Patel cautioned, however, that adult stem cell treatment is "not a miracle cure" and does involve some risk -- although he also indicated that some countries view the treatment as no more dangerous than a blood transfusion.

"The sad thing about this is that 750,000 people a year die of heart disease in the United States, and there are procedures out there that can solve the problem," Rice said. "I see millions of dollars being spent on research that, in my opinion, is a waste of money, on the embryonic stem cells, and it just is very frustrating."

Unlike stem cell research and treatments using adult cells, research using cells obtained from human embryos is controversial because the embryos are destroyed in the process. Proponents say embryonic cells offer greater potential for future cures.

Sean Tipton, president of the Coalition for the Advancement of Medical Research, told Cybercast News Service that his organization supports all types of stem cell research, but "we work harder on embryonic stem cell research because it's not being funded adequately by the federal government at this point."

Since 2001, the Bush administration has restricted federal funding for embryonic research to work on a limited number of stem cell lines that existed at that point, created from embryos that had already been destroyed. There are no restrictions of private funding for the work.

Tipton was dismissive of the Patients First Act, which is co-sponsored by Reps. Randy Forbes (R-Va.) and Dan Lipinski (D- Ill.).

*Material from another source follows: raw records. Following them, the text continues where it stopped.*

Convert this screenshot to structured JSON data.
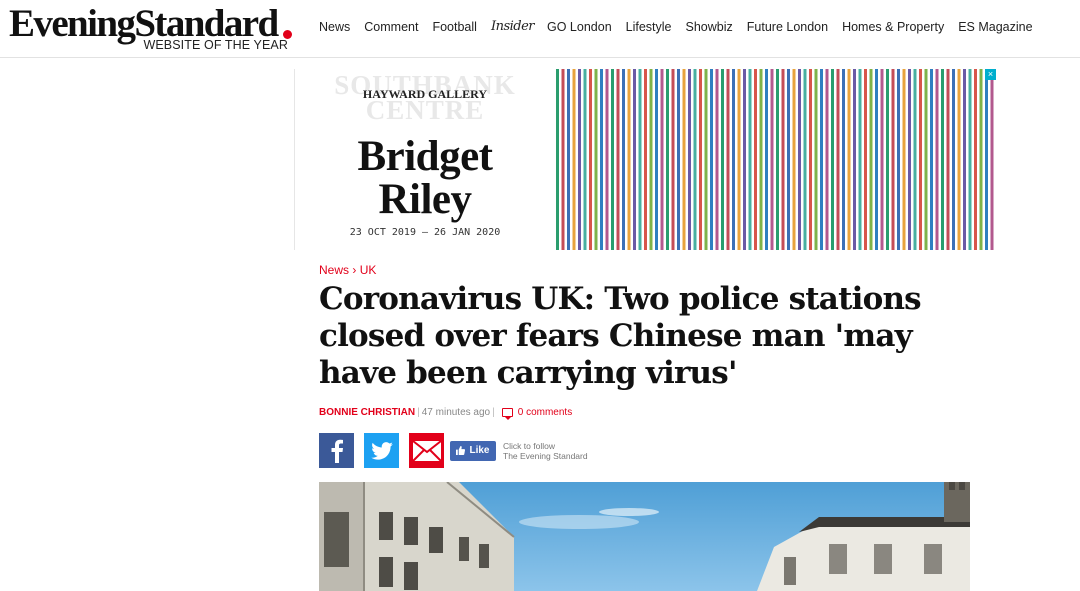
{
  "header": {
    "logo_text": "EveningStandard",
    "logo_tagline": "WEBSITE OF THE YEAR",
    "nav": [
      "News",
      "Comment",
      "Football",
      "Insider",
      "GO London",
      "Lifestyle",
      "Showbiz",
      "Future London",
      "Homes & Property",
      "ES Magazine"
    ]
  },
  "ad": {
    "southbank": "SOUTHBANK CENTRE",
    "gallery": "HAYWARD GALLERY",
    "title_line1": "Bridget",
    "title_line2": "Riley",
    "dates": "23 OCT 2019 – 26 JAN 2020",
    "close_label": "×",
    "stripe_colors": [
      "#2a9d6e",
      "#c44d58",
      "#3b6fb6",
      "#e8a33d",
      "#6b5aa6",
      "#48b0a0",
      "#d8554a",
      "#7fb24a",
      "#2f7fc1",
      "#b2598e"
    ]
  },
  "article": {
    "breadcrumb_section": "News",
    "breadcrumb_sep": "›",
    "breadcrumb_sub": "UK",
    "headline": "Coronavirus UK: Two police stations closed over fears Chinese man 'may have been carrying virus'",
    "author": "BONNIE CHRISTIAN",
    "timestamp": "47 minutes ago",
    "comments": "0 comments"
  },
  "share": {
    "like_label": "Like",
    "follow_line1": "Click to follow",
    "follow_line2": "The Evening Standard"
  },
  "colors": {
    "brand_red": "#e2001a",
    "facebook": "#3b5998",
    "twitter": "#1da1f2"
  }
}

He said the National Institutes of Health have been "funding adult stem cell research for years and will continue to do so without this bill."

"Nobody disputes that research using adult stem cells should go forward," he said, "but what the sponsors of this legislation and politicians like them are trying to do is to appear that they are for stem cell research when they oppose what's thought to be the most promising form -- embryonic stem cell research."

As for assertions that adult stem cells have been used to treat many diseases while embryonic cells have yet to do so, Tipson stated that most of the treatments cited by adult stem cell research proponents "are individual case studies, not clinical trials showing that they are reliable cures, with the notable exception of some of the leukemias and blood cancers."

Reiterating his support for adult stem cell research, Prentice said the focus should be on what has been proven to work.

"The problem is that everyone has been focused on the cells. The bottom line is if we're considering patients first, it's the adult stem cells that are really the most promising right now and able to deliver on some of those promises."